Setelah beberapa kali menulis artikel tentang peredaran minuman keras (miras), serta mengabarkan sejumlah kafe dan resto yang dijadikan Tempat Hiburan Malam (THM) di Cilegon, rupanya mendapatkan respon dari para ulama Banten.
Sejujurnya, saya tidak mengenal betul sosok kiyai yang menghubungi via chat WhatsApp dan mendesak bertemu di pendopo Kabupaten Serang beberapa waktu lalu.
Pertemuan siang itu, akhirnya saya bisa berdiskusi dengan para ulama yang baru saja selesai membahas penutupan pabrik miras PT Balairaja Barat Indah (BBI) bersama Bupati Serang.
Beliau adalah KH. Wari Sadeli, selaku Sekertaris Dewan Pakar Forum Silaturahmi Pondok Pesantren (FSPP) Provinsi Banten dan KH. Jawari sebagai Ketua Laskar Santri Banten.
Para Kiyai mengajak diskusi singkat mengenai peredaran minuman keras yang masif di Kota Cilegon.

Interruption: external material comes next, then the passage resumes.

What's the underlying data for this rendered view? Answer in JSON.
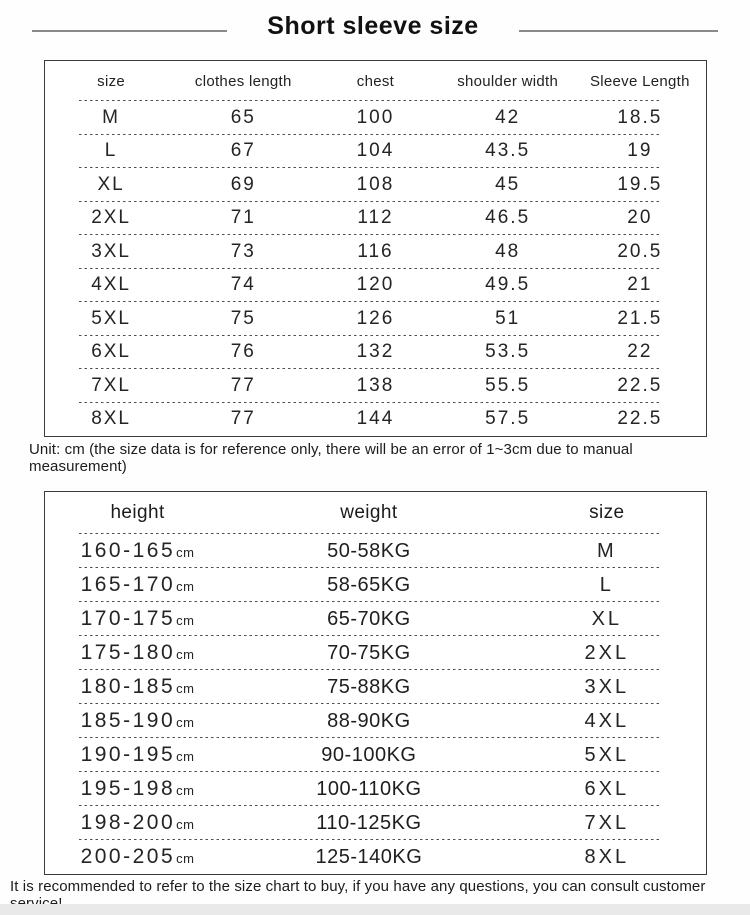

Saya hanya bisa menceritakan hasil investigasi, serta bukti berupa foto dan video yang menunjukkan aktivitas kafe dan resto yang bebas menjual miras dari berbagai merk.
"Saya bingung, katanya Cilegon Bermartabat dan zero alkohol, tapi sekarang kenapa bebas menjual miras? " tanya Kiyai Wari.
Menurut Kiyai, jika peredaran miras dijual bebas di kafe dan resto, artinya tidak ada kontrol dan pengawasa dari Pemerintah. Apalagi saat ini kafe dan resto banyak yang berubah bentuk menjadi THM dan buka hingga dinihari.
"Identitas asli Cilegon itu adalah Kota Santri, karenanya siapapun kepala daerahnya harus sadar itu, biarpun kini dikenal sebagai Kota Industri, semata untuk memperkuat positioning sebagai kota santri," kata Kiyai Wari.
Menurutnya, institusi pesantren keberadaannya harus mengambil peran di Kota Cilegon, minimal sebagai faktor kunci penjaga kota dari segala bentuk kemaksiatan yang merusak moralitas generasi muda, serta merawat ruh Islam di Kota Cilegon. Para ulama harus aktif mengingatkan walikotanya.
"Makna Cilegon bermartabat dalam visi Kota Cilegon harus dimaknai sebagai daerah religius. Artinya, walikota harus serius memastikan di wilayahnya bebas THM dan bebas peredaran minuman keras!"